Si el conocimiento se basase en la experiencia directa de la realidad, mi juicio carecería de valor. Pero gracias a que fui educado por agustinos, y alentado en mí deambular filosófico por el divino Platón, estoy vacunado contra toda clase de empirismos. Fui enseñado a desconfiar de la experiencia que es sólo un modo de conocer y ni siquiera tan confiable.
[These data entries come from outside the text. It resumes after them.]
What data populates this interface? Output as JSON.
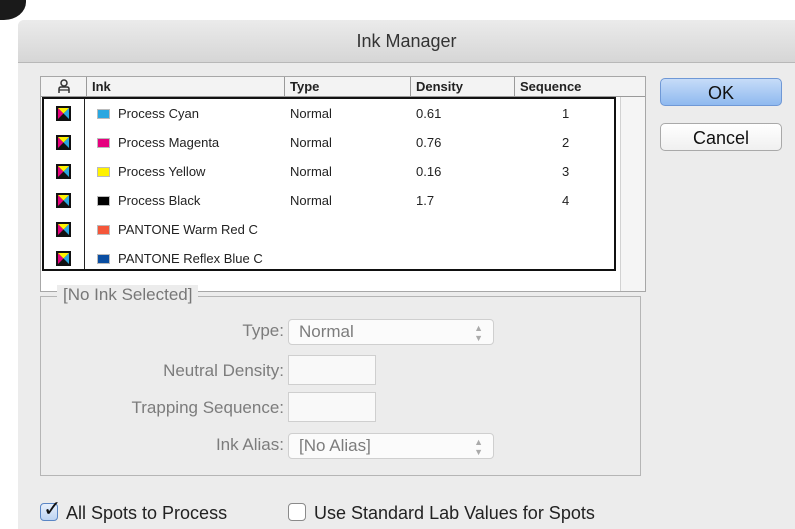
{
  "window": {
    "title": "Ink Manager"
  },
  "inklist": {
    "headers": {
      "icon": "person-icon",
      "ink": "Ink",
      "type": "Type",
      "density": "Density",
      "sequence": "Sequence"
    },
    "rows": [
      {
        "name": "Process Cyan",
        "swatch": "#2aa7e0",
        "type": "Normal",
        "density": "0.61",
        "sequence": "1"
      },
      {
        "name": "Process Magenta",
        "swatch": "#e6007e",
        "type": "Normal",
        "density": "0.76",
        "sequence": "2"
      },
      {
        "name": "Process Yellow",
        "swatch": "#fff200",
        "type": "Normal",
        "density": "0.16",
        "sequence": "3"
      },
      {
        "name": "Process Black",
        "swatch": "#000000",
        "type": "Normal",
        "density": "1.7",
        "sequence": "4"
      },
      {
        "name": "PANTONE Warm Red C",
        "swatch": "#f4573a",
        "type": "",
        "density": "",
        "sequence": ""
      },
      {
        "name": "PANTONE Reflex Blue C",
        "swatch": "#0a4ea2",
        "type": "",
        "density": "",
        "sequence": ""
      }
    ]
  },
  "buttons": {
    "ok": "OK",
    "cancel": "Cancel"
  },
  "details": {
    "title": "[No Ink Selected]",
    "type_label": "Type:",
    "type_value": "Normal",
    "neutral_density_label": "Neutral Density:",
    "trapping_sequence_label": "Trapping Sequence:",
    "ink_alias_label": "Ink Alias:",
    "ink_alias_value": "[No Alias]"
  },
  "options": {
    "all_spots": {
      "label": "All Spots to Process",
      "checked": true
    },
    "std_lab": {
      "label": "Use Standard Lab Values for Spots",
      "checked": false
    }
  }
}
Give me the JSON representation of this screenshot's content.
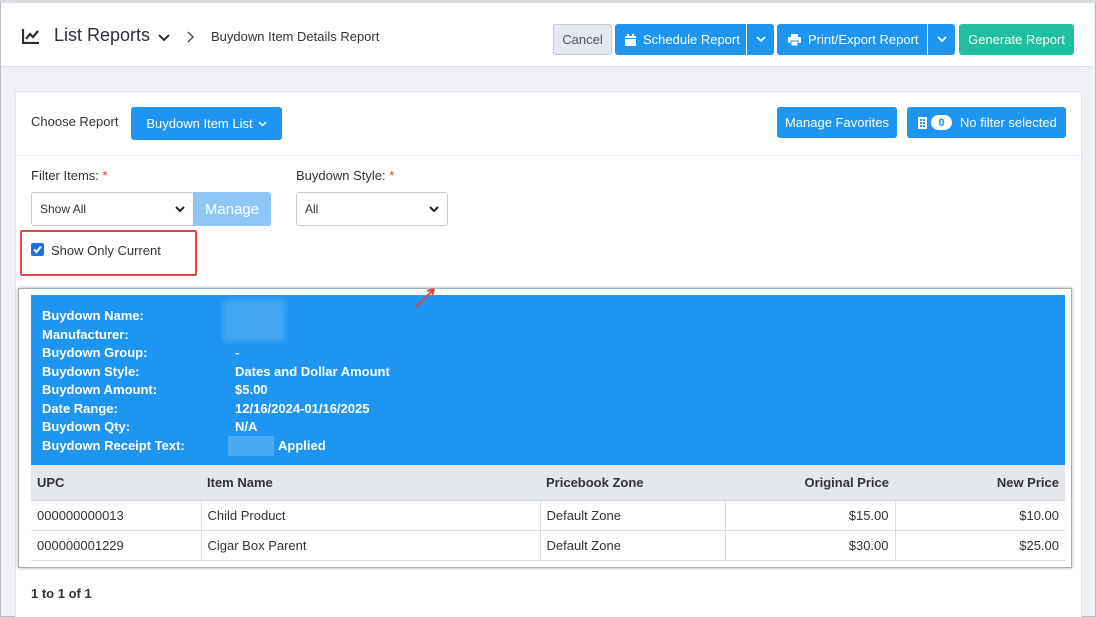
{
  "header": {
    "title": "List Reports",
    "breadcrumb": "Buydown Item Details Report",
    "cancel_label": "Cancel",
    "schedule_label": "Schedule Report",
    "print_label": "Print/Export Report",
    "generate_label": "Generate Report"
  },
  "controls": {
    "choose_label": "Choose Report",
    "choose_value": "Buydown Item List",
    "favorites_label": "Manage Favorites",
    "filter_count": "0",
    "filter_label": "No filter selected",
    "filter_items_label": "Filter Items:",
    "filter_items_value": "Show All",
    "manage_label": "Manage",
    "buydown_style_label": "Buydown Style:",
    "buydown_style_value": "All",
    "required_mark": "*",
    "show_only_current_label": "Show Only Current",
    "show_only_current_checked": true
  },
  "report": {
    "info_labels": [
      "Buydown Name:",
      "Manufacturer:",
      "Buydown Group:",
      "Buydown Style:",
      "Buydown Amount:",
      "Date Range:",
      "Buydown Qty:",
      "Buydown Receipt Text:"
    ],
    "info_values": [
      "",
      "",
      "-",
      "Dates and Dollar Amount",
      "$5.00",
      "12/16/2024-01/16/2025",
      "N/A",
      "Applied"
    ],
    "columns": [
      "UPC",
      "Item Name",
      "Pricebook Zone",
      "Original Price",
      "New Price"
    ],
    "rows": [
      [
        "000000000013",
        "Child Product",
        "Default Zone",
        "$15.00",
        "$10.00"
      ],
      [
        "000000001229",
        "Cigar Box Parent",
        "Default Zone",
        "$30.00",
        "$25.00"
      ]
    ]
  },
  "pager": "1 to 1 of 1",
  "colors": {
    "primary": "#1e95f0",
    "success": "#1fbfa0",
    "highlight": "#e04848"
  }
}
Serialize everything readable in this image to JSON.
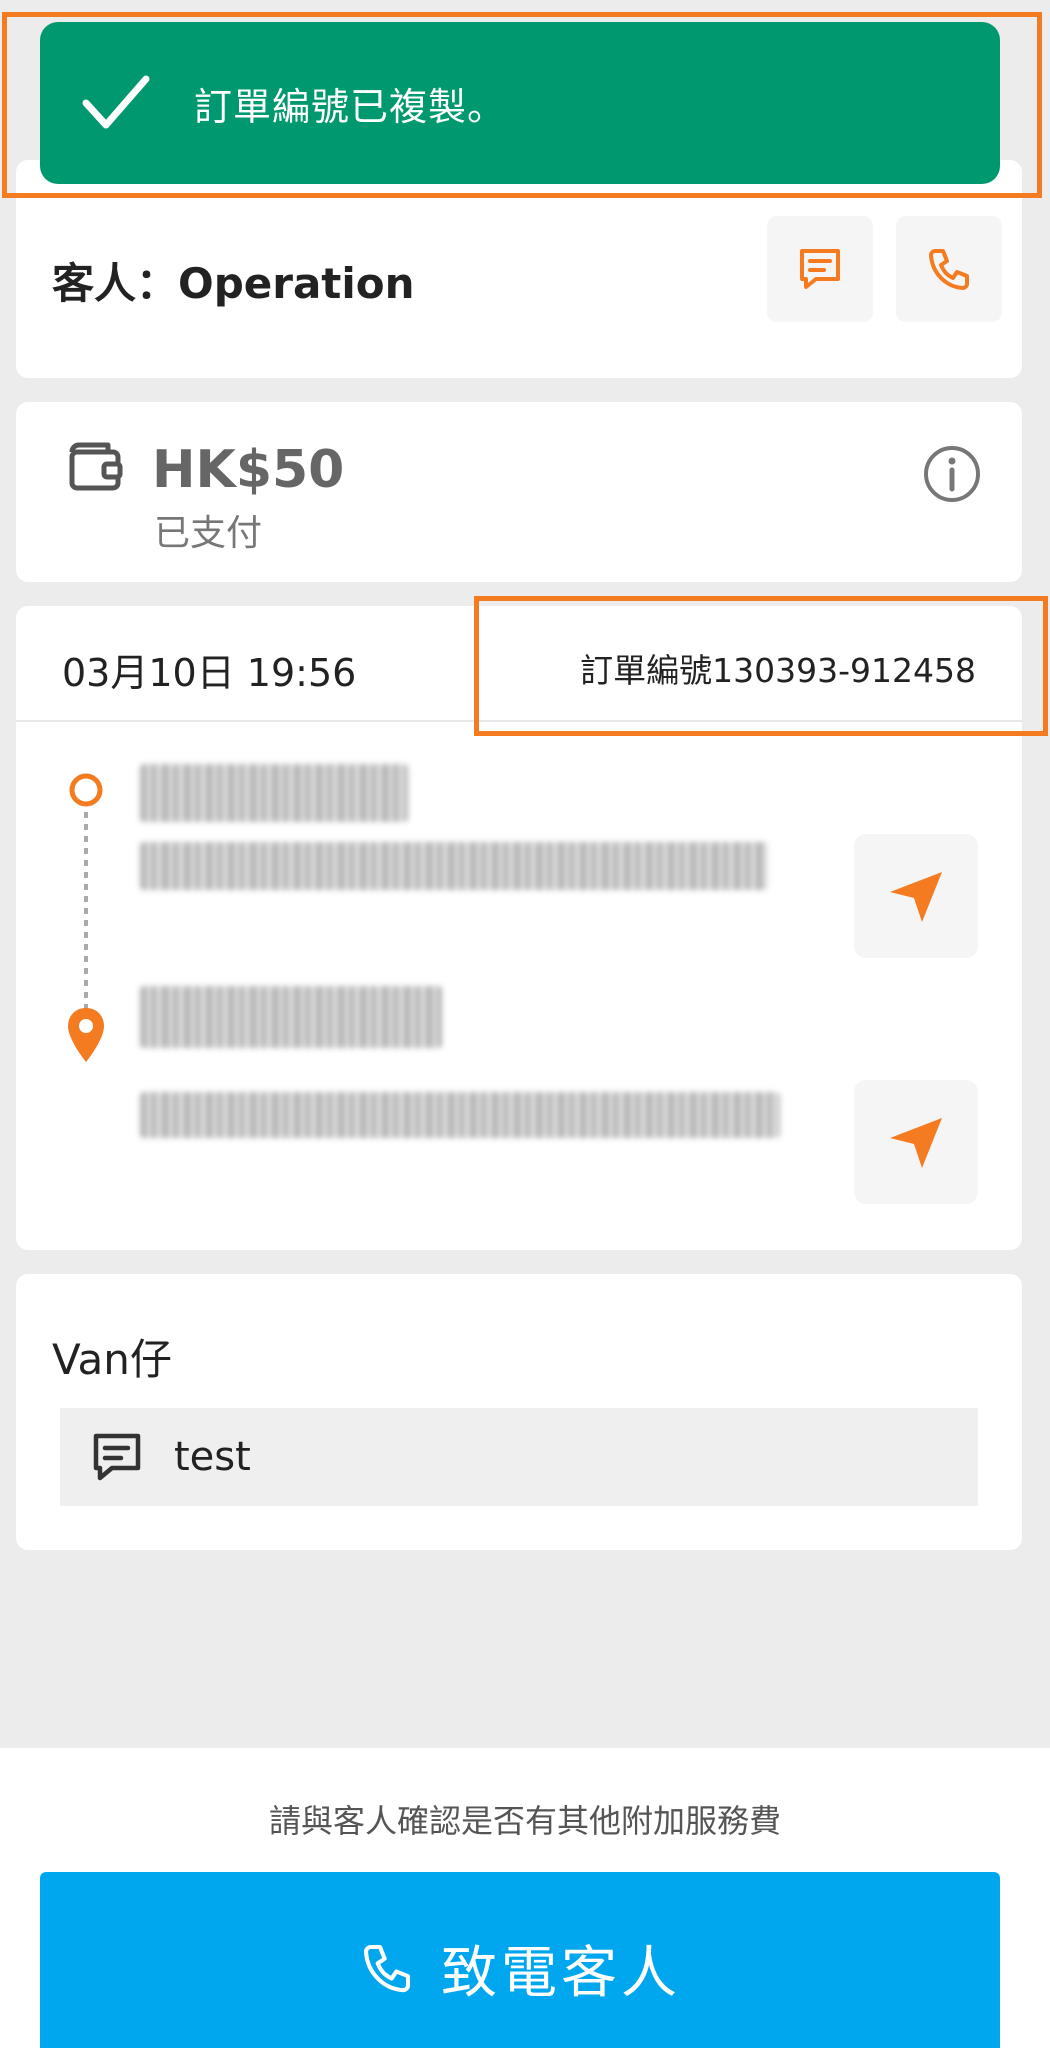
{
  "toast": {
    "message": "訂單編號已複製。",
    "icon": "check-icon"
  },
  "customer": {
    "label": "客人：Operation",
    "message_icon": "message-icon",
    "phone_icon": "phone-icon"
  },
  "payment": {
    "amount": "HK$50",
    "status": "已支付",
    "wallet_icon": "wallet-icon",
    "info_icon": "info-icon"
  },
  "order": {
    "datetime": "03月10日 19:56",
    "order_number": "訂單編號130393-912458"
  },
  "driver": {
    "label": "Van仔",
    "note": "test",
    "note_icon": "message-icon"
  },
  "footer": {
    "hint": "請與客人確認是否有其他附加服務費",
    "call_button": "致電客人",
    "call_icon": "phone-icon"
  },
  "colors": {
    "toast_bg": "#00986e",
    "accent_orange": "#f47b20",
    "call_button_bg": "#00a7ee"
  }
}
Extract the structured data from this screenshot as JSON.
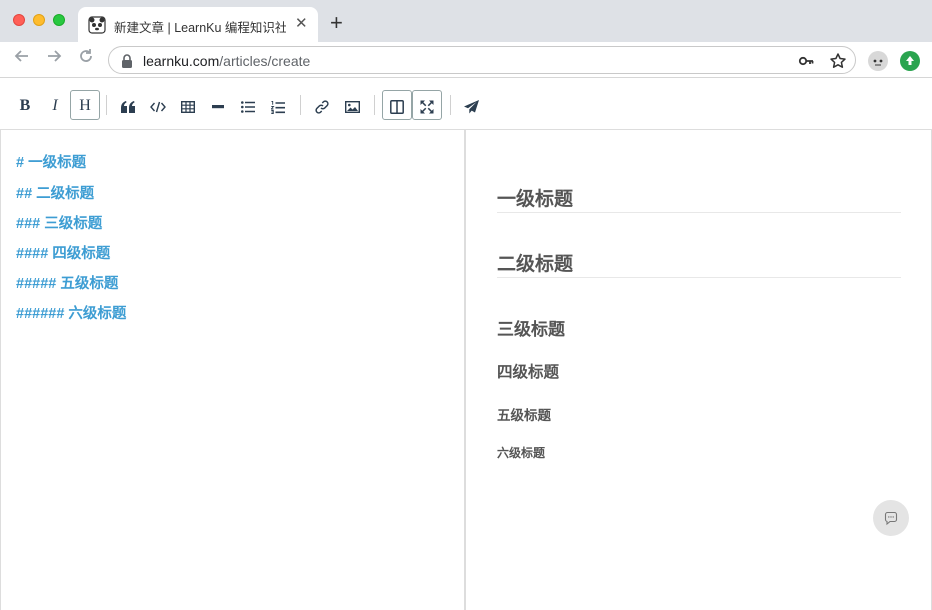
{
  "browser": {
    "tab_title": "新建文章 | LearnKu 编程知识社区",
    "tab_close": "✕",
    "new_tab": "+",
    "url_domain": "learnku.com",
    "url_path": "/articles/create"
  },
  "toolbar": {
    "bold": "B",
    "italic": "I",
    "heading": "H"
  },
  "editor": {
    "lines": [
      "# 一级标题",
      "## 二级标题",
      "### 三级标题",
      "#### 四级标题",
      "##### 五级标题",
      "###### 六级标题"
    ]
  },
  "preview": {
    "h1": "一级标题",
    "h2": "二级标题",
    "h3": "三级标题",
    "h4": "四级标题",
    "h5": "五级标题",
    "h6": "六级标题"
  },
  "colors": {
    "markdown_heading": "#3d9dd3",
    "preview_heading": "#555555",
    "toolbar_icon": "#2c3e50"
  },
  "icons": [
    "quote-icon",
    "code-icon",
    "table-icon",
    "horizontal-rule-icon",
    "unordered-list-icon",
    "ordered-list-icon",
    "link-icon",
    "image-icon",
    "side-by-side-icon",
    "fullscreen-icon",
    "publish-icon",
    "chat-icon"
  ]
}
Lo más cerca que estuve del campo real fue la ventanilla del auto. No es mucho, pero tampoco es nada. De todos modos lo que ví no me atrajo demasiado. Estoy siempre ansioso por llegar al mar y me irrita la llanura. Un obstáculo que basa su eficacia sólo en la desmesura. Después estuvo la literatura, un poco de Martín Fierro en el colegio y Don Segundo Sombra, a instancias de mi padre. Ambos me parecieron más que aburridos, totalmente incomprensibles. Por último está su música, el folklore, la imagen auditiva que representa para mí el tedio sublime.
Es verdad que, a favor del campo, está el disfrute de sus productos, como un buen bife argentino, pero su conexión con la vaca me resulta arcana. Una relación que parece imposible a los sentidos, como la que hay entre un primate y una modelo sueca. Si seguimos con el análisis culinario, también declaro mi rechazo a la comida criolla, ya hice la colimba una vez y fue suficiente. En cuanto a las bebidas, rescato del mate su arraigo suburbano, pero es una ponderación teórica. Pasé muchos años tratando que me guste, pero hoy ya reconozco el fracaso de mi esfuerzo. Sigo con el wiskhy, y si me pongo telúrico me queda la ginebra.
También está el hecho que uno aborrece lo contrario a lo que ama, siguiendo el bipolar universo afectivo que diseñara Spinoza. La ciudad es mi pasión alegre y hace que mi “connatus” se expanda. No nací para la soledad y aprecio el silencio cuando este conquista su espacio entre los ruidos urbanos. El silencio absoluto de la pampa me lo imagino insoportable, aunque siempre mejor que una zamba. Vivo sobre una avenida y me duermo arrullado por el pasar errático del 132, siempre superior a los monótonos grillos. Tal como sentenciara Hegel, en el portal de su estética, es preferible cualquier escorzo de paisaje urbano a una mecánica puesta de sol. La libertad es más bella que la necesidad.
Todo esto sería una mera cuestión de preferencias subjetivas, si estas no fueran acompañadas del disgusto. Me inquieta, en definitiva, el hecho de no poder vivir indiferente a ese mundo con el que tengo un desconocimiento mutuo. ¿Cuál es la razón que me irrita ante la presencia de su solo concepto? Descubro que no es otra que el prejuicio que lo bendice. Un prejuicio de bondad, lo que constituye en definitiva una forma de injusticia.
La realidad del campo vive beneficiada, desde Hesíodo hasta el canal Rural, de un halo de virtud, que me molesta. Al igual que lo hacen aquellas condenas precoces de otros mundos, como el del comercio, por ejemplo. Una sinfonía de beneplácitos abriga al campo, a su actividad, a sus habitantes, a los productos de su cultura y a todo lo que exhala de su superficie. La honestidad, la entereza moral, la mirada franca, la austeridad, no son un privilegio ineludible de su gente. La nobleza está indisolublemente ligada a la tierra, de allí sus tropelías. El campo es como una persona a la cual debemos considerarla virtuosa, aun antes de conocerla. Ponerla en duda es ofenderla.
Me molesta que se den estos valores por dados y adosados a una realidad que como todas no escapa a la sentencia aristotélica que define a la virtud como hábito y no como don. Campo: deberás ganarte mi respeto.